Mario Biondi è l'unione perfetta tra passato e presente. Il protagonista di un film di fantascienza dove il passato è lo stesso di sempre ma vestito di futuro. Soul e jazz su un vinile intangibile. Come le lampade al plasma che nel passato rappresentavano il futuro ma nel presente sono vintage e nel futuro antiquariato. Biondi non ha  confini di tempo e di spazio. Per questo aggira gli ostacoli. E con lo "Spaziotempo tour 2010" ha ricalcato il modello dei grandi contest dell'epoca d'oro delle big band jazz americane degli anni Trenta e Quaranta, affiancando sul palco due orchestre, una jazz, acustica, e una funky-soul, elettrica. Le ha separate da un tappeto rosso. Era il confine che ha scavalcato durante tutti i concerti, mentre le due band si alternavano, scambiando generi e suoni. Da questo è nato il doppio live Yes you, adesso in classifica insieme a If.

"Una soddisfazione assoluta. Per me la cosa più importante resta cantare, fare concerti. Io di quello vivo", racconta proprio dopo essere tornato dal concerto a piazza Duomo a Milano. Dove la folla, il 20 dicembre, è arrivata nonostante la temperatura sotto zero dei quei giorni. Di fermarsi non ha proprio voglia. Ha una voce potente, si deve appoggiare su suoni in grado di sostenerne il peso. "Sono andato a registrare If a Rio perché volevo che ci fosse un certo tipo di atmosfera. E in Brasile ho suonato con musicisti brasiliani. Volevo che nell'album ci fosse la loro forza, la gioia, il caldo, e anche quella malinconia particolare", spiega Biondi, all'anagrafe Mario Ranno, che ha preso il cognome d'arte del padre Stefano, anche lui cantante.

Nella sua vita ha aperto i concerti di grandi interpreti internazionali, tra i quali Ray Charles. Nell'ultimo album ha collaborato con Burt Bacharach. "Mette soggezione incontrarlo. Lavorarci. E' la moglie che ama l'Italia, così lui a forza di venirci si è appassionato a cantanti italiani. Gli piacciono le nostre voci. Oppure gli servono scuse per venire qui. Fatto sta.." Fatto sta che Bacharach, dopo il duetto tra Biondi e Karima al Festival di Sanremo del 2009, ha scritto per lui il brano Something that was beautiful, poi inserito tra le tracce di If

Oltre ad aver partecipato a "Mai dire Martedì" con la Gialappa's band, per anni Mario Biondi è stato imitato da Fabrizio Casalino tanto da fondersi con la sua stessa imitazione: "E' un genio Casalino, e un ottimo musicista. Mi imita talmente bene che quando ci chiamiamo al telefono facciamo a scambio di posto", dice Biondi. "La visibilità che mi ha dato la televisione mi è servita.

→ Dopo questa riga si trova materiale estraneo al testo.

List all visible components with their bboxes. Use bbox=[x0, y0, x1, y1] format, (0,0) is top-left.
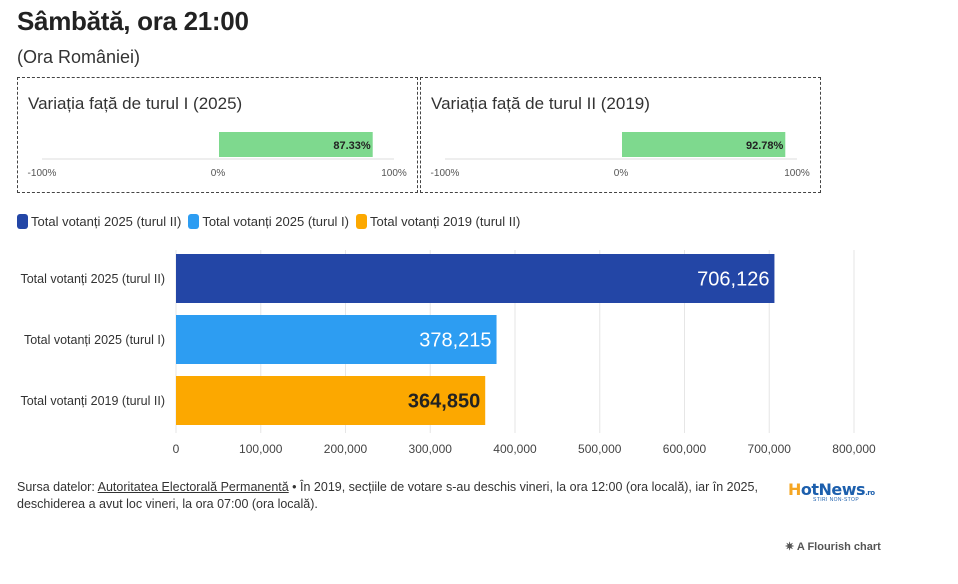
legend-item[interactable]: Total votanți 2025 (turul I) bbox=[188, 213, 350, 229]
variation-value-label: 92.78% bbox=[746, 140, 784, 152]
variation-tick-label: -100% bbox=[431, 168, 460, 179]
x-tick-label: 800,000 bbox=[832, 442, 876, 456]
bar[interactable] bbox=[176, 376, 486, 425]
variation-tick-label: 0% bbox=[614, 168, 629, 179]
variation-tick-label: -100% bbox=[28, 168, 57, 179]
bar-value-label: 706,126 bbox=[697, 269, 769, 291]
source-link[interactable]: Autoritatea Electorală Permanentă bbox=[97, 480, 289, 494]
chart-subtitle: (Ora României) bbox=[17, 47, 141, 67]
main-bar-chart: 0 100,000 200,000 300,000 400,000 500,000 600,… bbox=[20, 250, 876, 456]
category-label: Total votanți 2019 (turul II) bbox=[20, 394, 165, 408]
variation-chart: 87.33% -100% 0% 100% bbox=[28, 132, 407, 179]
legend-label: Total votanți 2025 (turul I) bbox=[202, 213, 350, 229]
variation-chart: 92.78% -100% 0% 100% bbox=[431, 132, 810, 179]
x-tick-label: 400,000 bbox=[493, 442, 537, 456]
footer-text: • În 2019, secțiile de votare s-au desch… bbox=[17, 480, 758, 511]
x-tick-label: 700,000 bbox=[748, 442, 792, 456]
variation-tick-label: 100% bbox=[784, 168, 810, 179]
bar-value-label: 378,215 bbox=[419, 330, 491, 352]
flourish-credit-label: A Flourish chart bbox=[796, 541, 881, 553]
hotnews-logo[interactable]: HotNews.ro bbox=[788, 480, 875, 499]
variation-tick-label: 0% bbox=[211, 168, 226, 179]
legend-item[interactable]: Total votanți 2019 (turul II) bbox=[356, 213, 521, 229]
chart-legend: Total votanți 2025 (turul II) Total vota… bbox=[17, 212, 527, 230]
footer-note: Sursa datelor: Autoritatea Electorală Pe… bbox=[17, 479, 767, 513]
x-tick-label: 600,000 bbox=[663, 442, 707, 456]
bar[interactable] bbox=[176, 315, 497, 364]
category-label: Total votanți 2025 (turul I) bbox=[24, 333, 165, 347]
legend-label: Total votanți 2019 (turul II) bbox=[370, 213, 521, 229]
variation-value-label: 87.33% bbox=[333, 140, 371, 152]
x-tick-label: 200,000 bbox=[324, 442, 368, 456]
variation-bar bbox=[219, 132, 373, 157]
legend-swatch bbox=[188, 213, 200, 229]
variation-panel-2019: Variația față de turul II (2019) 92.78% … bbox=[420, 77, 821, 193]
legend-swatch bbox=[356, 213, 368, 229]
variation-panel-title: Variația față de turul II (2019) bbox=[431, 94, 650, 113]
variation-panel-round1: Variația față de turul I (2025) 87.33% -… bbox=[17, 77, 418, 193]
bar-value-label: 364,850 bbox=[408, 391, 480, 413]
bar[interactable] bbox=[176, 254, 775, 303]
source-prefix: Sursa datelor: bbox=[17, 480, 98, 494]
flourish-credit[interactable]: ✷ A Flourish chart bbox=[785, 540, 881, 553]
category-label: Total votanți 2025 (turul II) bbox=[20, 272, 165, 286]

Tutto è servito, basta saperci giocare con le cose che abbiamo a disposizione, non cristallizzarsi. La radio per esempio nonostante mi abbia chiuso la porta in faccia diverse volte io la amo molto, vorrei fare un programma prima o poi. Scegliere la musica, parlare". L'importante per lui è non stare fermo. "Non ci sono scorciatoie", continua, "mi diranno ancora no, e allora io mi allontanerò dai no e farò il giro lungo. Tornerò in Inghilterra, passando per il Giappone o dagli Stati Uniti e aggirerò l'ostacolo". L'incognita.

Mario Biondi è stato notato anche da Bluey, leader degli Incognito, che ha remixato No' Mo' trouble, un brano estratto da If, in vetta all'air play radiofonico italiano per tutta l'estate. Bluey ha chiesto a Biondi di partecipare al disco col quale festeggia i suoi trent'anni di carriera interpretando un duetto insieme a Chaka Kahn e un brano da solista (Can't get enough), osannato dalle radio londinesi. "Tornerò a Londra in questo mese. Dice che l'ho ispirato", conclude. Non è più in treno, è passato in macchina. Parla e torna indietro nel tempo. "Ascoltavo di tutto, e tutti i generi, mi piacevano perfino gli Whitesnake. Con quegli spolverini, così rock.. Con tutti quei capelli. E la voce cavernosa di Coverdale". 

E se dovesse fare un duetto in qualsiasi momento spazio temporale? "Con Luther Vandross, senza dubbio. Ma canterei anche A House Is Not a Home di Bacharac, nella versione di Dionne Warwick", dice. Poi si allontana, qualcuno lo ha fermato a uno sportello d'autostrada. Biondi sorride, poi ride più forte. E' contagioso, perché ridono anche al casello. "Ma sì.. Non mi posso lamentare io. Ora proprio no".